Malumori nel percorso di inserimento all’Ospedale San Vincenzo di Taormina dello staff del “Bambin Gesù” di Roma. Dallo scorso 8 novembre il presidio di contrada Sirina è diventato sede del Centro Cardiologico Pediatrico del Mediterraneo, in virtù di una convenzione stipulata tra la Regione Siciliana e l’Ospedale Pediatrico Bambin Gesù di Roma. Adesso da Palazzo dei Giurati, sede del Comune di Taormina, arrivano alcune critiche da parte dei vertici dell’Amministrazione comunale, ed in particolare a palesare i problemi in essere è il presidente del Consiglio, comunale, Eugenio Raneri.

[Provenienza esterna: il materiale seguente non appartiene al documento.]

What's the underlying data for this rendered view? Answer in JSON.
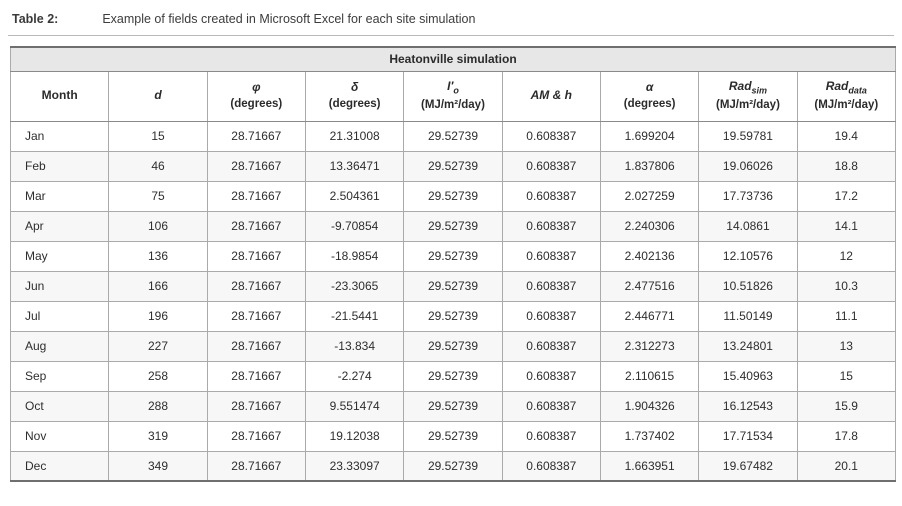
{
  "caption": {
    "label": "Table 2:",
    "text": "Example of fields created in Microsoft Excel for each site simulation"
  },
  "table": {
    "title": "Heatonville simulation",
    "columns": [
      {
        "name": "Month",
        "italic": false,
        "sub": "",
        "unit": ""
      },
      {
        "name": "d",
        "italic": true,
        "sub": "",
        "unit": ""
      },
      {
        "name": "φ",
        "italic": true,
        "sub": "",
        "unit": "(degrees)"
      },
      {
        "name": "δ",
        "italic": true,
        "sub": "",
        "unit": "(degrees)"
      },
      {
        "name": "I′",
        "italic": true,
        "sub": "o",
        "unit": "(MJ/m²/day)"
      },
      {
        "name": "AM & h",
        "italic": true,
        "sub": "",
        "unit": ""
      },
      {
        "name": "α",
        "italic": true,
        "sub": "",
        "unit": "(degrees)"
      },
      {
        "name": "Rad",
        "italic": true,
        "sub": "sim",
        "unit": "(MJ/m²/day)"
      },
      {
        "name": "Rad",
        "italic": true,
        "sub": "data",
        "unit": "(MJ/m²/day)"
      }
    ],
    "rows": [
      [
        "Jan",
        "15",
        "28.71667",
        "21.31008",
        "29.52739",
        "0.608387",
        "1.699204",
        "19.59781",
        "19.4"
      ],
      [
        "Feb",
        "46",
        "28.71667",
        "13.36471",
        "29.52739",
        "0.608387",
        "1.837806",
        "19.06026",
        "18.8"
      ],
      [
        "Mar",
        "75",
        "28.71667",
        "2.504361",
        "29.52739",
        "0.608387",
        "2.027259",
        "17.73736",
        "17.2"
      ],
      [
        "Apr",
        "106",
        "28.71667",
        "-9.70854",
        "29.52739",
        "0.608387",
        "2.240306",
        "14.0861",
        "14.1"
      ],
      [
        "May",
        "136",
        "28.71667",
        "-18.9854",
        "29.52739",
        "0.608387",
        "2.402136",
        "12.10576",
        "12"
      ],
      [
        "Jun",
        "166",
        "28.71667",
        "-23.3065",
        "29.52739",
        "0.608387",
        "2.477516",
        "10.51826",
        "10.3"
      ],
      [
        "Jul",
        "196",
        "28.71667",
        "-21.5441",
        "29.52739",
        "0.608387",
        "2.446771",
        "11.50149",
        "11.1"
      ],
      [
        "Aug",
        "227",
        "28.71667",
        "-13.834",
        "29.52739",
        "0.608387",
        "2.312273",
        "13.24801",
        "13"
      ],
      [
        "Sep",
        "258",
        "28.71667",
        "-2.274",
        "29.52739",
        "0.608387",
        "2.110615",
        "15.40963",
        "15"
      ],
      [
        "Oct",
        "288",
        "28.71667",
        "9.551474",
        "29.52739",
        "0.608387",
        "1.904326",
        "16.12543",
        "15.9"
      ],
      [
        "Nov",
        "319",
        "28.71667",
        "19.12038",
        "29.52739",
        "0.608387",
        "1.737402",
        "17.71534",
        "17.8"
      ],
      [
        "Dec",
        "349",
        "28.71667",
        "23.33097",
        "29.52739",
        "0.608387",
        "1.663951",
        "19.67482",
        "20.1"
      ]
    ]
  },
  "chart_data": {
    "type": "table",
    "title": "Heatonville simulation",
    "columns": [
      "Month",
      "d",
      "φ (degrees)",
      "δ (degrees)",
      "I′o (MJ/m²/day)",
      "AM & h",
      "α (degrees)",
      "Rad_sim (MJ/m²/day)",
      "Rad_data (MJ/m²/day)"
    ],
    "rows": [
      [
        "Jan",
        15,
        28.71667,
        21.31008,
        29.52739,
        0.608387,
        1.699204,
        19.59781,
        19.4
      ],
      [
        "Feb",
        46,
        28.71667,
        13.36471,
        29.52739,
        0.608387,
        1.837806,
        19.06026,
        18.8
      ],
      [
        "Mar",
        75,
        28.71667,
        2.504361,
        29.52739,
        0.608387,
        2.027259,
        17.73736,
        17.2
      ],
      [
        "Apr",
        106,
        28.71667,
        -9.70854,
        29.52739,
        0.608387,
        2.240306,
        14.0861,
        14.1
      ],
      [
        "May",
        136,
        28.71667,
        -18.9854,
        29.52739,
        0.608387,
        2.402136,
        12.10576,
        12
      ],
      [
        "Jun",
        166,
        28.71667,
        -23.3065,
        29.52739,
        0.608387,
        2.477516,
        10.51826,
        10.3
      ],
      [
        "Jul",
        196,
        28.71667,
        -21.5441,
        29.52739,
        0.608387,
        2.446771,
        11.50149,
        11.1
      ],
      [
        "Aug",
        227,
        28.71667,
        -13.834,
        29.52739,
        0.608387,
        2.312273,
        13.24801,
        13
      ],
      [
        "Sep",
        258,
        28.71667,
        -2.274,
        29.52739,
        0.608387,
        2.110615,
        15.40963,
        15
      ],
      [
        "Oct",
        288,
        28.71667,
        9.551474,
        29.52739,
        0.608387,
        1.904326,
        16.12543,
        15.9
      ],
      [
        "Nov",
        319,
        28.71667,
        19.12038,
        29.52739,
        0.608387,
        1.737402,
        17.71534,
        17.8
      ],
      [
        "Dec",
        349,
        28.71667,
        23.33097,
        29.52739,
        0.608387,
        1.663951,
        19.67482,
        20.1
      ]
    ]
  }
}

“Il Comune di Taormina – spiega Raneri – al momento è molto marginalmente presente in questa nuova realtà che si sta inserendo nel presidio di Taormina. Non abbiamo nessuna intenzione di interferire in quelle che sono scelte regionali ma per quanto ci è dato conoscere si cominciano a nutrire forti perplessità sull’inserimento, per quanto concerne i rapporti di interdipendenza tra la nuova equipe e le altre unità operative già presenti da anni in ospedale”.

“Non si conoscono con esattezza i contenuti della convenzione stipulata tra la Regione ed il “Bambin Gesù”, e questa convenzione non è transitata neppure dall’Asp 5 di Messina. Pur apprezzando le finalità dell’iniziativa e quindi la mission assistenziale che si propone questo progetto, riteniamo che per quanto è accaduto e sta accadendo all’interno del presidio, si ritiene sia opportuna una pausa di riflessione ed un momento di chiarimento. Il sindaco di Taormina, che è la massima autorità sanitaria a Taormina, per quanto ci è dato sapere e conoscere ad oggi non è stato ancora convocato dall’ospedale Bambin Gesù di Roma per alcun incontro di carattere conoscitivo”.

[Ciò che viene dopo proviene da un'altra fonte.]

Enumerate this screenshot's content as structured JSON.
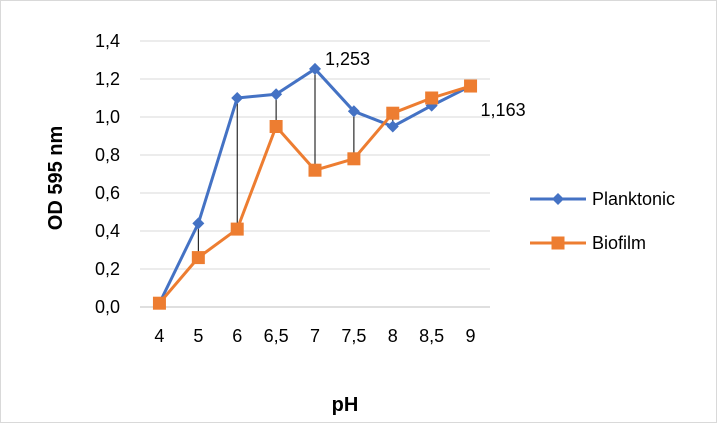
{
  "chart_data": {
    "type": "line",
    "categories": [
      "4",
      "5",
      "6",
      "6,5",
      "7",
      "7,5",
      "8",
      "8,5",
      "9"
    ],
    "series": [
      {
        "name": "Planktonic",
        "color": "#4472c4",
        "marker": "diamond",
        "values": [
          0.02,
          0.44,
          1.1,
          1.12,
          1.253,
          1.03,
          0.95,
          1.06,
          1.163
        ]
      },
      {
        "name": "Biofilm",
        "color": "#ed7d31",
        "marker": "square",
        "values": [
          0.02,
          0.26,
          0.41,
          0.95,
          0.72,
          0.78,
          1.02,
          1.1,
          1.163
        ]
      }
    ],
    "drop_lines": true,
    "data_labels": [
      {
        "series": "Planktonic",
        "category": "7",
        "text": "1,253"
      },
      {
        "series": "Planktonic",
        "category": "9",
        "text": "1,163"
      }
    ],
    "xlabel": "pH",
    "ylabel": "OD 595 nm",
    "ylim": [
      0,
      1.4
    ],
    "yticks": [
      "0,0",
      "0,2",
      "0,4",
      "0,6",
      "0,8",
      "1,0",
      "1,2",
      "1,4"
    ],
    "grid": true,
    "legend": "right"
  }
}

“E non si si conoscono, pertanto, quali sono le strategie sulle attività del “Bambin Gesù attraverso la convenzione che riguarda un progetto di rilievo all’interno della Regione Sicilia e per altro dedito ad un ruolo di rilievo in tutto il Meridione”.

“Se da un lato – aggiunge Raneri – Taormina può e deve indubbiamente essere contenta della presenza e della professionalità che sicuramente hanno questi addetti ai lavori del Bambin Gesù che adesso saranno impegnati all’interno del Centro pediatrico al “San Vincenzo”, siamo però anche preoccupati da diverse voci”.

“Si tratta di voci che ci giungono dall’interno del presidio, sia dalle unità operative di supporto sia dal personale, a quanto pare acquisito attraverso mobilità. Sarebbe opportuno che la Regione, l’Asp e i vertici dell’Ospedale di Taormina, possano fare un ragionamento collegiale e condiviso, affinchè questa presenza del Bambin Gesù non debba esser vista come una forma di “occupazione” o meglio come una “colonizzazione” delle professionalità già esistenti”.

“L’iniziativa dovrà quindi articolarsi e svilupparsiin termini di proficua e serena collaborazione, nel rispetto dei ruoli, ed al fine di raggiungere un alto livello di scambio e arrichimento professionale e culturale”.

Il problema che si ravviserebbe, al momento, sarebbe legato ad alcuni malumori da parte della politica ma anche di alcuni ambienti interni al “San Vincenzo”.

Nel primo caso si auspica una concertazione degli obiettivi e delle strategie del nuovo Centro Pediatrico. Il personale già in forza al “San Vincenzo” auspicherebbe, invece, una convivenza che non comporti un ridimensionamento dei precedenti livelli in forza all’ospedale.

Per la realizzazione del progetto del Centro Cardiologico e Cardiochirurgico pediatrico è stato previsto un costo di gestione di 7 milioni e 800 mila euro per i primi due anni e di 8 milioni e 300 mila euro per gli anni successivi.

La Regione, valutando in circa 3 milioni di euro il costo del personale dipendente del sistema sanitario regionale, corrisponderà all’Ospedale Pediatrico Bambino Gesù un finanziamento di 4 milioni e 800 mila euro per i primi due anni e di 5 milioni e 300 mila euro per i successivi tre anni.

Il finanziamento include anche gli oneri riferiti ai pazienti residenti in Sicilia che saranno assistiti nella sede di Roma dell’Istituto. La convenzione avrà una durata di 10 anni: al termine del quinto sarà fatta una valutazione ed eventuale revisione del quadro progettuale, operativo e finanziario.

Intanto il “Bambin Gesù ha convocato una conferenza stampa, che si terrà presso il Comune di Taormina, nella mattinata di mercoledì prossimo.